Cuba, Venezuela, Iran, Syrie, Bolivie : placer ces pays dans une seule et même phrase est évidemment destiné, une nouvelle fois, à faire peur aux personnes qui écoutent. D’autant plus que ceux qui, encore une fois, apportent les plus vives critiques à cette organisation, ne s’émeuvent pas que la France soit membre d’organisations où figurent des pays comme le Qatar et l’Arabie Saoudite qui comme chacun le sait sont des exemples de démocratie et de promotion des droits de la femme.

D’un autre côté, voir toute cette oligarchie prendre peur et tenter de freiner la dynamique de Jean-Luc Mélenchon a comme un goût de victoire. Car si nos chances d’être au second tour n’étaient pas réelles ils n’auraient pas pris la peine de s’en inquiéter. François Hollande est, d’ailleurs, lui aussi sorti de son silence afin de manifester son inquiétude vis à vis du candidat de la France insoumise. Une inquiétude à géométrie variable puisqu’il n’avait pas réalisé une telle sortie lorsque Marine le Pen avait prétendu que la France n’était pas responsable de la Rafle du Vél d’Hiv.
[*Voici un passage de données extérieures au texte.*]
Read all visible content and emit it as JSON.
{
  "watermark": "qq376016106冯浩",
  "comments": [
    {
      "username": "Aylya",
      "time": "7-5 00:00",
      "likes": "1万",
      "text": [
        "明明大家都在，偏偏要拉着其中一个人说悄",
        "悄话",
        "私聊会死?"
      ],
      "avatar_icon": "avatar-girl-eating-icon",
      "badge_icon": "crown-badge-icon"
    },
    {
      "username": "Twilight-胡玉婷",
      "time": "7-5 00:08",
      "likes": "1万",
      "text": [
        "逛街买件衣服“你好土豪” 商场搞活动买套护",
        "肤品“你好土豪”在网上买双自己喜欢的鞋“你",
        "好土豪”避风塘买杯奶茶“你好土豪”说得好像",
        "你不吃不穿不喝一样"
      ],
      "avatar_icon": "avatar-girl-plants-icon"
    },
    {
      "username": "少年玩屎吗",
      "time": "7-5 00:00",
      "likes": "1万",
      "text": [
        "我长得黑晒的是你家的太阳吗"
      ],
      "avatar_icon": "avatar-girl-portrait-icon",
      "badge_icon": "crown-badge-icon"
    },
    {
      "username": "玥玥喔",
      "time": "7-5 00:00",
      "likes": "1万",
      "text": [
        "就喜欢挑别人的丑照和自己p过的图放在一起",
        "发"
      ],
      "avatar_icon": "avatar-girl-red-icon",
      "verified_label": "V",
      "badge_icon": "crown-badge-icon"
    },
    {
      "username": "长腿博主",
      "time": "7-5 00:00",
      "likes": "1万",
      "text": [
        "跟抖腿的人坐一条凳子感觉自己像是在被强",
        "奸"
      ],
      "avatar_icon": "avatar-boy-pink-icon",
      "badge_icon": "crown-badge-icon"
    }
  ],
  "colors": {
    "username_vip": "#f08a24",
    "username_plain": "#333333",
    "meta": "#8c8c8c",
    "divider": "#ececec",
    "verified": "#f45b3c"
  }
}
Une semaine : c’est à peu près ce qu’il nous reste afin de convaincre ceux autour de nous qui sont encore indécis, et ils sont nombreux. Tous les moyens sont bons pour cela et chaque voix sera importante tant les scores risquent d’être serrés entre les quatre qui font la course en tête. Derrière eux, Benoit Hamon voit son score baisser de jour en jour. Lui qui clamait l’unité à tout bout de champ, pourvu qu’elle se fasse à son profit, aura à porter une lourde responsabilité si au soir du 23 avril nous ne sommes pas au second tour et que, de fait, la gauche sera éliminée. Mais nul doute que nous y serons afin que commencent les jours heureux.